It led to people sharing some really wild, awful, and downright bizarre business practices they've witnessed as customers/employees:
Here's what they shared:
"I served at a restaurant where we wore pagers that buzzed us when a table's food was ready. Good idea, right? Well, the owners had the policy that you had to immediately go pick up the food no matter what, and that included if you were in the middle of taking another table's order. They said that people 'understand' and are 'cool with it.' They weren't."
"I worked at a restaurant that wouldn’t let people get a refund on their food even though there was a cockroach in it. Instead, they offered a 10% discount on the food, as per their 'policy.' Needless to say this restaurant no longer exists."

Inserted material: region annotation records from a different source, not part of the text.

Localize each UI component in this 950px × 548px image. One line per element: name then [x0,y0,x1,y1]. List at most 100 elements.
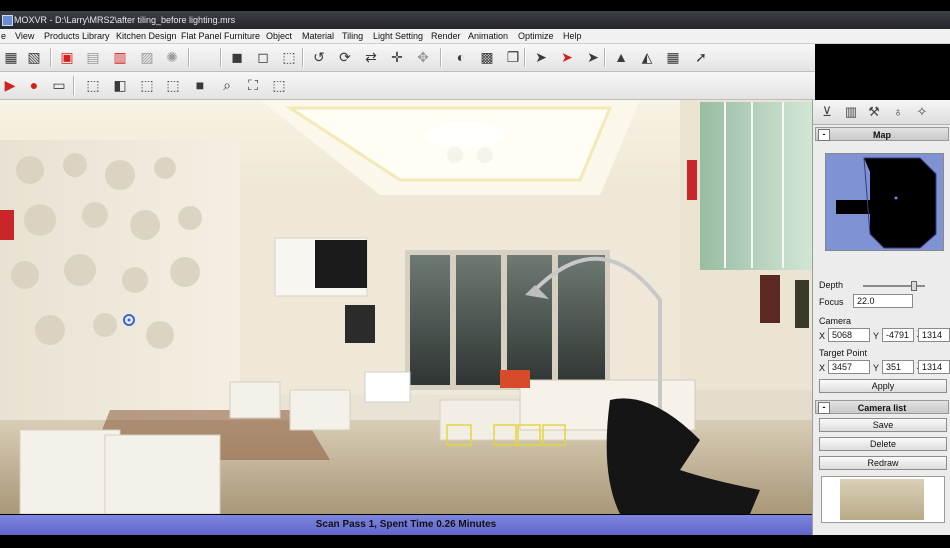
target-x-input[interactable]: 3457 [828,360,870,374]
texture-button[interactable]: ▦ [663,47,683,67]
view-top-button[interactable]: ◧ [110,75,130,95]
menu-object[interactable]: Object [266,30,292,42]
map-section-title: Map [873,130,891,140]
cube-wire-button[interactable]: ⬚ [279,47,299,67]
camera-panel: ⊻ ▥ ⚒ ♁ ✧ - Map Depth Focus 22.0 Camera X 50… [812,100,950,535]
menu-help[interactable]: Help [563,30,582,42]
rotate-orbit-button[interactable]: ⟳ [335,47,355,67]
remove-object-button[interactable]: ▥ [110,47,130,67]
focus-input[interactable]: 22.0 [853,294,913,308]
record-icon: ● [29,77,39,93]
tools-icon[interactable]: ⚒ [864,102,884,122]
render-viewport[interactable] [0,100,812,514]
camera-y-label: Y [873,331,880,341]
rotate-left-button[interactable]: ↺ [309,47,329,67]
move-cross-icon: ✛ [391,49,403,65]
select-button[interactable]: ▦ [1,47,21,67]
pointer-button[interactable]: ➤ [531,47,551,67]
cube-shaded-button[interactable]: ◼ [227,47,247,67]
menu-products-library[interactable]: Products Library [44,30,110,42]
delete-object-button[interactable]: ▣ [57,47,77,67]
group-icon: ▧ [27,49,41,65]
menu-material[interactable]: Material [302,30,334,42]
rotate-orbit-icon: ⟳ [339,49,351,65]
menu-file[interactable]: e [1,30,6,42]
camera-button[interactable]: ▭ [49,75,69,95]
play-button[interactable]: ▶ [0,75,20,95]
spotlight-icon[interactable]: ✧ [912,102,932,122]
menu-optimize[interactable]: Optimize [518,30,554,42]
paint-bucket-button[interactable]: ◐ [451,47,471,67]
cube-front-button[interactable]: ◻ [253,47,273,67]
toolbar-separator [220,48,222,67]
terrain-button[interactable]: ◭ [637,47,657,67]
move-cross-button[interactable]: ✛ [387,47,407,67]
target-point-label: Target Point [819,348,868,358]
redraw-button[interactable]: Redraw [819,456,947,470]
swap-button[interactable]: ⇄ [361,47,381,67]
camera-x-label: X [819,331,826,341]
depth-slider[interactable] [863,281,925,291]
menu-light-setting[interactable]: Light Setting [373,30,423,42]
map-collapse-button[interactable]: - [818,129,830,141]
depth-slider-thumb[interactable] [911,281,917,291]
document-button[interactable]: ❐ [503,47,523,67]
pointer-arrow-button[interactable]: ➚ [691,47,711,67]
move-object-icon: ▤ [86,49,100,65]
snap-icon: ✥ [417,49,429,65]
camera-x-input[interactable]: 5068 [828,328,870,342]
material-box-button[interactable]: ▩ [477,47,497,67]
camera-y-input[interactable]: -4791 [882,328,914,342]
menu-render[interactable]: Render [431,30,461,42]
camera-tripod-icon[interactable]: ⊻ [817,102,837,122]
toolbar-separator [604,48,606,67]
camera-list-header[interactable]: - Camera list [815,400,949,414]
pointer-x-button[interactable]: ➤ [557,47,577,67]
target-z-input[interactable]: 1314 [918,360,950,374]
view-solid-button[interactable]: ■ [190,75,210,95]
view-perspective-button[interactable]: ⬚ [83,75,103,95]
room-render [0,100,812,514]
menu-kitchen-design[interactable]: Kitchen Design [116,30,177,42]
map-section-header[interactable]: - Map [815,127,949,141]
title-bar: MOXVR - D:\Larry\MRS2\after tiling_befor… [0,11,950,29]
toolbar-separator [440,48,442,67]
save-camera-button[interactable]: Save [819,418,947,432]
view-front-button[interactable]: ⬚ [137,75,157,95]
target-x-label: X [819,363,826,373]
view-box-icon: ⬚ [272,77,286,93]
light-burst-button[interactable]: ✺ [162,47,182,67]
camera-label: Camera [819,316,852,326]
menu-bar: e View Products Library Kitchen Design F… [0,29,950,44]
copy-object-button[interactable]: ▨ [137,47,157,67]
camera-list-collapse-button[interactable]: - [818,402,830,414]
snap-button[interactable]: ✥ [413,47,433,67]
object-icon[interactable]: ▥ [841,102,861,122]
zoom-extents-button[interactable]: ⛶ [243,75,263,95]
move-object-button[interactable]: ▤ [83,47,103,67]
copy-object-icon: ▨ [140,49,154,65]
apply-button[interactable]: Apply [819,379,947,393]
delete-camera-button[interactable]: Delete [819,437,947,451]
view-side-button[interactable]: ⬚ [163,75,183,95]
play-icon: ▶ [4,77,16,93]
menu-animation[interactable]: Animation [468,30,508,42]
target-y-input[interactable]: 351 [882,360,914,374]
light-bulb-icon[interactable]: ♁ [888,102,908,122]
swap-icon: ⇄ [365,49,377,65]
pointer-select-button[interactable]: ➤ [583,47,603,67]
camera-thumbnail[interactable] [821,476,945,523]
zoom-button[interactable]: ⌕ [217,75,237,95]
cube-front-icon: ◻ [257,49,269,65]
toolbar-separator [524,48,526,67]
camera-z-input[interactable]: 1314 [918,328,950,342]
roof-button[interactable]: ▲ [611,47,631,67]
menu-flat-panel-furniture[interactable]: Flat Panel Furniture [181,30,260,42]
record-button[interactable]: ● [24,75,44,95]
minimap[interactable] [825,153,944,251]
menu-view[interactable]: View [15,30,34,42]
menu-tiling[interactable]: Tiling [342,30,363,42]
view-box-button[interactable]: ⬚ [269,75,289,95]
camera-thumbnail-image [840,479,924,520]
group-button[interactable]: ▧ [24,47,44,67]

"My friend worked at a dog kennel that would give tours to prospective clients, showing off how each dog would get its own indoor/outdoor area and specialized attention. Then, when the holidays came, they got more bookings than they could accommodate, so they set up cages and stacked kennels in a back room."
"I worked for a big car rental company in the returns department. They would push us to find and charge customers for any new damage on their cars by awarding bonuses on top of our monthly salary. We were given mirrors to look for scratches under the cars where costumers would normally not have checked before they rented the car."

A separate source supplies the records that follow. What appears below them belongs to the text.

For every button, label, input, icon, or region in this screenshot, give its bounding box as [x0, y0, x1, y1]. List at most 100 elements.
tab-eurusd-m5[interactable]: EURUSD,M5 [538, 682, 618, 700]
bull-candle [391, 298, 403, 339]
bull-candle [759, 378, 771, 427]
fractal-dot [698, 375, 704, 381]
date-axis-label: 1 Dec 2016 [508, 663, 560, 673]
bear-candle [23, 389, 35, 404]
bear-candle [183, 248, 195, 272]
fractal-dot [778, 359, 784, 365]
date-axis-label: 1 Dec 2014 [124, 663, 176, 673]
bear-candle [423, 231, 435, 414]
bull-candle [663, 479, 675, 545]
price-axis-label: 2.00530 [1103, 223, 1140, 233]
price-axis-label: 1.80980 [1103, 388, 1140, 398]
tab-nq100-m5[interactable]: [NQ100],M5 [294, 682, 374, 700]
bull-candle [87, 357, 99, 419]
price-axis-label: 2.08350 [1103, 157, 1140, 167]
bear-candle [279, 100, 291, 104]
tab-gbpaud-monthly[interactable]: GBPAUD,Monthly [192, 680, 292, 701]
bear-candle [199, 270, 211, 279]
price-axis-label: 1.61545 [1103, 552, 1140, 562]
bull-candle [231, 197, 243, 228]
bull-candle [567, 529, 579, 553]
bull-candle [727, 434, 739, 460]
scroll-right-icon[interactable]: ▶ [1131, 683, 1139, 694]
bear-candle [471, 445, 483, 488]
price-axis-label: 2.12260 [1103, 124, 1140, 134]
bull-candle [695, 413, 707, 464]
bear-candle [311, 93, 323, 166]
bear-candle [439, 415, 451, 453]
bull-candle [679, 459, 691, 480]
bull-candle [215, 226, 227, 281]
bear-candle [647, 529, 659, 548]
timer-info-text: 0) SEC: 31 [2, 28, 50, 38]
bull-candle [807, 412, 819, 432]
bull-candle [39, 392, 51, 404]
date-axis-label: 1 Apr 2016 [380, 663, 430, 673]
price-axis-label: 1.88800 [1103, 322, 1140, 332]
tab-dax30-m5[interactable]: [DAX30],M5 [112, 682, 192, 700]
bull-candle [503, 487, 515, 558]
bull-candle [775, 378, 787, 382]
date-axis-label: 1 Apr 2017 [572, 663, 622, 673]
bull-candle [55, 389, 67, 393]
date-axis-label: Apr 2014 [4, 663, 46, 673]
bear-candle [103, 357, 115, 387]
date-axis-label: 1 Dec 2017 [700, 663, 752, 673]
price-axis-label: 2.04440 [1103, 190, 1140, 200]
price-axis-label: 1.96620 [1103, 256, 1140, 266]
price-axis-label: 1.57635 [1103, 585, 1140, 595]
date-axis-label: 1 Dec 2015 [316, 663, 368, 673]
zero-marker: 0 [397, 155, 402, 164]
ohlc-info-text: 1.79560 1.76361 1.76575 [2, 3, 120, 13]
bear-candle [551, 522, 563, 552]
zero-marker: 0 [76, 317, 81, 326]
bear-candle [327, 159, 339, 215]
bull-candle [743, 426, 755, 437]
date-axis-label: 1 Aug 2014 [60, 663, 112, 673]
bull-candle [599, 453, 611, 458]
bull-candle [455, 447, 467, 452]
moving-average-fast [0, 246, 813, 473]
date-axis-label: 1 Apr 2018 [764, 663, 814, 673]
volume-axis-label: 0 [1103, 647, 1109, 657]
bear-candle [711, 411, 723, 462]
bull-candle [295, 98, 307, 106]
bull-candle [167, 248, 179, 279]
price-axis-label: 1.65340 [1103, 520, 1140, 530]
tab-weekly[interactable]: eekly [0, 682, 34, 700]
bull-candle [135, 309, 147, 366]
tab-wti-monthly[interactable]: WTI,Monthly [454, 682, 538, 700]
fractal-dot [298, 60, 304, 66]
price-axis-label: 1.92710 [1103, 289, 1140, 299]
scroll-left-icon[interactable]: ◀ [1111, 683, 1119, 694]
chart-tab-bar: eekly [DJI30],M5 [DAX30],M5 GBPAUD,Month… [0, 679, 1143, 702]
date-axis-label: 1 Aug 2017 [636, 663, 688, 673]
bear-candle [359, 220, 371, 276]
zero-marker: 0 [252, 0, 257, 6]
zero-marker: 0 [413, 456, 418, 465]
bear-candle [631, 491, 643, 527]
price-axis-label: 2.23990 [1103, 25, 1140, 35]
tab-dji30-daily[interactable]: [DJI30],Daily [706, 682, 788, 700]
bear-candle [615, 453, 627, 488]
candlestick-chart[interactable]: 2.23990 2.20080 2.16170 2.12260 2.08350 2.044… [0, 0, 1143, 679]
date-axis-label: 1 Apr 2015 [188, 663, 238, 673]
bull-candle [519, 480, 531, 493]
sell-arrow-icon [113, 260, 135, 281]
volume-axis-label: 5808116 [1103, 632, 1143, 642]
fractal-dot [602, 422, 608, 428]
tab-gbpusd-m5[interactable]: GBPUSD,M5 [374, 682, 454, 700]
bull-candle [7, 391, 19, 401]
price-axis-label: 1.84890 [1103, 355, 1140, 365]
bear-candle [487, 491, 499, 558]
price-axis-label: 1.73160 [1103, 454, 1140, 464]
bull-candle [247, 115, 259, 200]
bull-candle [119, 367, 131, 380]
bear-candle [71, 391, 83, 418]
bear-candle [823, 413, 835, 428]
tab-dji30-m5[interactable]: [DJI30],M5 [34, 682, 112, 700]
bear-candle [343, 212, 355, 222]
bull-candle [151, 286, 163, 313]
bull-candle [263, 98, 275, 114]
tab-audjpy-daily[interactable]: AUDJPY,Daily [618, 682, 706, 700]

"Any company/service that allows you to sign up using the internet with minimal verification, but requires you to either produce ID, bills, proof of address, or show up in person to cancel that service."
"There was a vendor at the market who sold homemade almond milk. They had a few flavors, which were all a bit unusual, but very good. After a few months, they decided to stop selling almond milk and start selling almond milk subscriptions. You were not able to buy one at a time."
"I worked at a Mexican restaurant that would reuse salsa.
They had two pitchers in the back — one for red and one for green salsa. Any uneaten salsa that was left on the tables was dumped into the corresponding pitcher until it was full (usually a couple of days), and then it was re-poured into the small dipping bowls for the customers."
"I worked at a deli. On my first day, the first thing I witnessed the owner do was take the packaging off latkes that had gone bad, scrape the mold off of them, and then reheat them in the oven and repackage them."